INDIANAPOLIS — The Indiana State Board of Education is handing authority over four troubled Indianapolis schools to the city’s mayor.
The board’s unanimous vote Wednesday will give Indianapolis Mayor Greg Ballard control over Arlington, Howe and Manual high schools and Donman Middle School at the end of the current school year. The mayor’s office currently has oversight over 33 schools, including 22 charter schools now open and seven more opening in the next two years.
“We now can move forward with working to improve these schools and collaborating with community stakeholders to offer high-quality education for students,” Ballard said in a statement.

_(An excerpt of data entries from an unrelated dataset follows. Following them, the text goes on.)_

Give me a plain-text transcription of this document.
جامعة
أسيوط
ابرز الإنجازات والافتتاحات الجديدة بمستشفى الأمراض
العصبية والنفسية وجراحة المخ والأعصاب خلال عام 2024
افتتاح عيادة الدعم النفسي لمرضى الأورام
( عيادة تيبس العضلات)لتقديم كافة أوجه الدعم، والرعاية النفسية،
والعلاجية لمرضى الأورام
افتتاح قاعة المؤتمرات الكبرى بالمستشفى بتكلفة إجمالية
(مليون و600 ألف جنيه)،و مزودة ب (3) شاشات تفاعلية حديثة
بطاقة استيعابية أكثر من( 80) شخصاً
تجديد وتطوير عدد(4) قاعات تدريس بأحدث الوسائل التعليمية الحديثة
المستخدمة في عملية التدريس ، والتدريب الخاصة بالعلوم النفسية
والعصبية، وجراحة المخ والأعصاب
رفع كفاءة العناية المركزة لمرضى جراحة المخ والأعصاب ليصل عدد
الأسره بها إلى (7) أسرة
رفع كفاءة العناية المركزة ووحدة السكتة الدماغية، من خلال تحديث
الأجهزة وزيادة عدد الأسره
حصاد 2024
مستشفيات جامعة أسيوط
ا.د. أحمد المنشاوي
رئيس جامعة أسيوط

The four schools Ballard is taking over were previously part of Indianapolis Public Schools. The state took control of them last summer following six straight years of failing performance.
“I’m a firm believer that local oversight at the local level is always in the best interest of the schools,” said Indiana Superintendent of Public Instruction Glenda Ritz. “We are very comfortable with the local focus.”

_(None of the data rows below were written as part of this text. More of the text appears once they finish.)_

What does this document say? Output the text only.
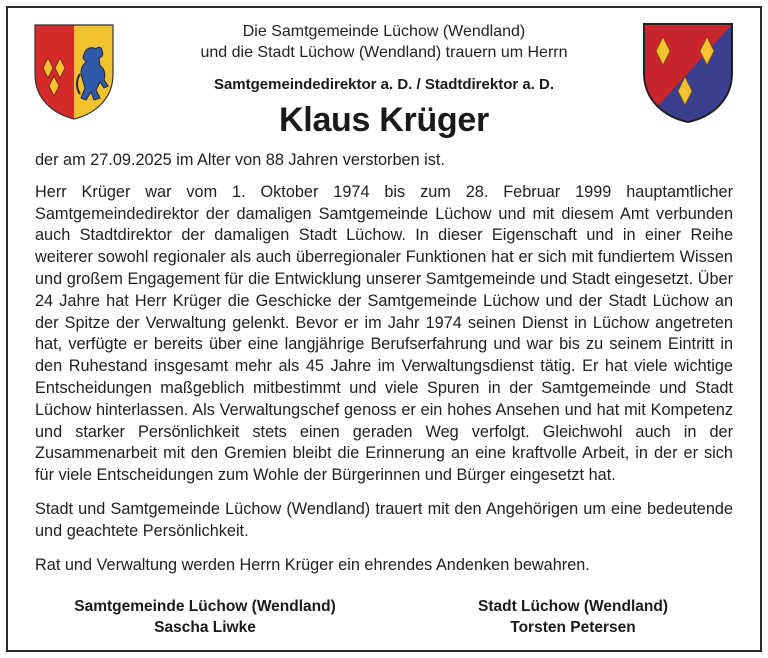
Die Samtgemeinde Lüchow (Wendland)
und die Stadt Lüchow (Wendland) trauern um Herrn
Samtgemeindedirektor a. D. / Stadtdirektor a. D.
Klaus Krüger

der am 27.09.2025 im Alter von 88 Jahren verstorben ist.

Herr Krüger war vom 1. Oktober 1974 bis zum 28. Februar 1999 hauptamtlicher Samtgemeindedirektor der damaligen Samtgemeinde Lüchow und mit diesem Amt verbunden auch Stadtdirektor der damaligen Stadt Lüchow. In dieser Eigenschaft und in einer Reihe weiterer sowohl regionaler als auch überregionaler Funktionen hat er sich mit fundiertem Wissen und großem Engagement für die Entwicklung unserer Samtgemeinde und Stadt eingesetzt. Über 24 Jahre hat Herr Krüger die Geschicke der Samtgemeinde Lüchow und der Stadt Lüchow an der Spitze der Verwaltung gelenkt. Bevor er im Jahr 1974 seinen Dienst in Lüchow angetreten hat, verfügte er bereits über eine langjährige Berufserfahrung und war bis zu seinem Eintritt in den Ruhestand insgesamt mehr als 45 Jahre im Verwaltungsdienst tätig. Er hat viele wichtige Entscheidungen maßgeblich mitbestimmt und viele Spuren in der Samtgemeinde und Stadt Lüchow hinterlassen. Als Verwaltungschef genoss er ein hohes Ansehen und hat mit Kompetenz und starker Persönlichkeit stets einen geraden Weg verfolgt. Gleichwohl auch in der Zusammenarbeit mit den Gremien bleibt die Erinnerung an eine kraftvolle Arbeit, in der er sich für viele Entscheidungen zum Wohle der Bürgerinnen und Bürger eingesetzt hat.

Stadt und Samtgemeinde Lüchow (Wendland) trauert mit den Angehörigen um eine bedeutende und geachtete Persönlichkeit.

Rat und Verwaltung werden Herrn Krüger ein ehrendes Andenken bewahren.

Samtgemeinde Lüchow (Wendland)
Sascha Liwke
Stadt Lüchow (Wendland)
Torsten Petersen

In 2011, the state’s assistant superintendent said the schools were “in various stages of dire situations.” The Board of Education later decided to hand the schools over to the state because of poor classroom performance. Department of Education staff visiting Arlington High School found classrooms with no discipline, students resting their heads on desks and no academic questioning of students by teachers.

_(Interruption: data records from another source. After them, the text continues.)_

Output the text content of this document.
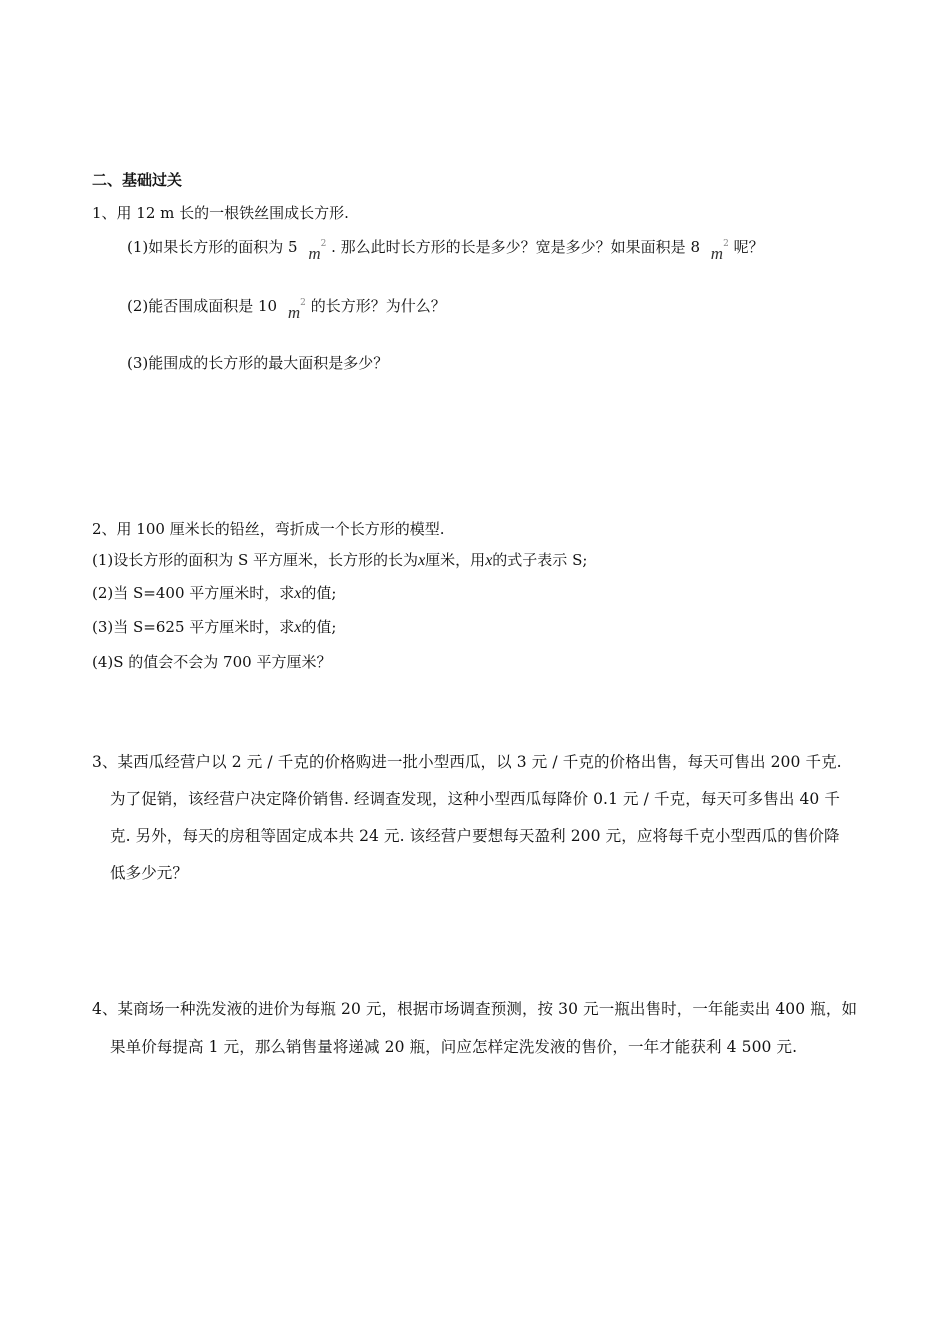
二、基础过关
1、用 12 m 长的一根铁丝围成长方形.
(1)如果长方形的面积为 5 $m^2$ . 那么此时长方形的长是多少？宽是多少？如果面积是 8 $m^2$ 呢？
(2)能否围成面积是 10 $m^2$ 的长方形？为什么？
(3)能围成的长方形的最大面积是多少？
2、用 100 厘米长的铅丝，弯折成一个长方形的模型.
(1)设长方形的面积为 S 平方厘米，长方形的长为x厘米，用x的式子表示 S;
(2)当 S=400 平方厘米时，求x的值;
(3)当 S=625 平方厘米时，求x的值;
(4)S 的值会不会为 700 平方厘米？
3、某西瓜经营户以 2 元 / 千克的价格购进一批小型西瓜，以 3 元 / 千克的价格出售，每天可售出 200 千克.
为了促销，该经营户决定降价销售. 经调查发现，这种小型西瓜每降价 0.1 元 / 千克，每天可多售出 40 千
克. 另外，每天的房租等固定成本共 24 元. 该经营户要想每天盈利 200 元，应将每千克小型西瓜的售价降
低多少元？
4、某商场一种洗发液的进价为每瓶 20 元，根据市场调查预测，按 30 元一瓶出售时，一年能卖出 400 瓶，如
果单价每提高 1 元，那么销售量将递减 20 瓶，问应怎样定洗发液的售价，一年才能获利 4 500 元.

Ritz emphasized that the state Board of Education still has ultimate authority over the schools. The state has contracts with the four takeover schools that last through the next four years, and the board will be discussing an exit strategy for when the contracts end, Ritz said.
The school takeovers were a first in Indiana history. Private companies are currently managing the four schools the mayor has been given authority over.
The state Department of Education and the city of Indianapolis will work out an agreement to detail the transfer of the schools to the city, said David Galvin, a spokesman for the department.
“[The mayor] has the same authority as the state Department of Education would have had,” Galvin said. “He has purview over the contracts and the performance of the schools and he presides over the schools.”